Guidés par l’éclat de la pleine lune, leurs lampes électriques à la main, les photographes Caroline et Hugues Dubois nous immergent dans l’univers minéral de Borobudur à Java et nous font redécouvrir les bas-reliefs de ce temple bouddhique monumental.

Cette photographie, réalisée entre avril 2013 et novembre 2015, appartient à un travail beaucoup plus vaste consacré par Hugues et Caroline Dubois au plus grand monument bouddhique du monde, Borobudur, en Indonésie, au centre méridional de l’île de Java. Il fut édifié entre le 8e et le 9e siècle. Réalisées à la lumière de la lune, leurs photographies sont, dans leur première forme, à l’échelle réelle des bas-reliefs, c’est-à-dire monumentales. Un portfolio en a été tiré.

Borobudur under the full moon, Indonésie, avril 2013 – novembre 2015 (prise de vue), avril 2017 (épreuve), épreuve au platine sur papier, achat, 2017, AP21957 à AP21965

Abandonné semble-t-il vers l’an 1100, le monument, à la fonction discutée, a été redécouvert au début du 19e siècle par le Britannique Thomas Stamford Bingley Raffles, célèbre pour avoir fondé Singapour. Il envoya sur place un ingénieur néerlandais, H. C. Cornelius, afin de le dégager de la végétation sous laquelle il était enseveli. L’ensemble du monument comporte 2760 bas-reliefs sculptés, couvant 2500 mètres carrés, répartis entre la base et cinq plates-formes successives carrées. Ces reliefs sont narratifs sur les premiers niveaux, didactiques sur les niveaux supérieurs.

Ce bas-relief, qui fait partie de cette seconde catégorie, renvoie au quatrième précepte du bouddhisme :  Je m’abstiendrai de paroles mensongères. L’éthique bouddhique dénonce ainsi les comportements destructeurs : médire, jurer et parler inutilement ; précepte probablement le plus difficile à tenir…
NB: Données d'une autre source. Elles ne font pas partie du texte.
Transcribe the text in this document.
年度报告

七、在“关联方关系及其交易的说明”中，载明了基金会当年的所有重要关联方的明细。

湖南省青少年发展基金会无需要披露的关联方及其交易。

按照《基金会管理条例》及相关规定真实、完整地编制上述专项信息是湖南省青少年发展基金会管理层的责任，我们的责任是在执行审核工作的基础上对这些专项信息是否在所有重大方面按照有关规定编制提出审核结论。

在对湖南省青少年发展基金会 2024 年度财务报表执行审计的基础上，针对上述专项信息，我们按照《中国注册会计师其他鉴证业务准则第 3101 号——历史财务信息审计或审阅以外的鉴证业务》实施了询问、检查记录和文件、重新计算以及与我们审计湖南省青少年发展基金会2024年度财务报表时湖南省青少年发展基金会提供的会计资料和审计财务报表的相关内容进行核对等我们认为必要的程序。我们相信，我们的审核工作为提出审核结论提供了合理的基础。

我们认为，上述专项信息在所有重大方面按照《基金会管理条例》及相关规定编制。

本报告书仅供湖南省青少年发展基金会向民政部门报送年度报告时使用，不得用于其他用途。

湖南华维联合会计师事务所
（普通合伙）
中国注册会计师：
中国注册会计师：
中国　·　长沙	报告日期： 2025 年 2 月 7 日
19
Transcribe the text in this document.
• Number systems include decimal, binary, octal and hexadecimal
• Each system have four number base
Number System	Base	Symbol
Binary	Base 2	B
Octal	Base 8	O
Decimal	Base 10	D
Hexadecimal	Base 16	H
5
Pour cette photographie, les auteurs ont opéré sous la clarté diffuse de la pleine Lune, l’obturateur de leur appareil ouvert, munis d’une source lumineuse qu’ils ont promené sur les bas-reliefs afin d’en révéler la texture et la couleur, tout en leur rendant une unité de ton que les lichens brouillent à la lumière du jour. Le résultat nous donne l’impression que les personnages se meuvent tout en conversant entre eux. Chaque scène est baignée d’une lumière qui lui est propre car c’est à la fois la forme et le volume des éléments sculptés qui dirigent le pinceau de lumière des photographes à la surface des choses. Le procédé souligne magistralement la délicatesse du modelé, la rondeur des physiques, la subtilité de la profondeur de champ de ce chef-d’œuvre de la sculpture en Asie.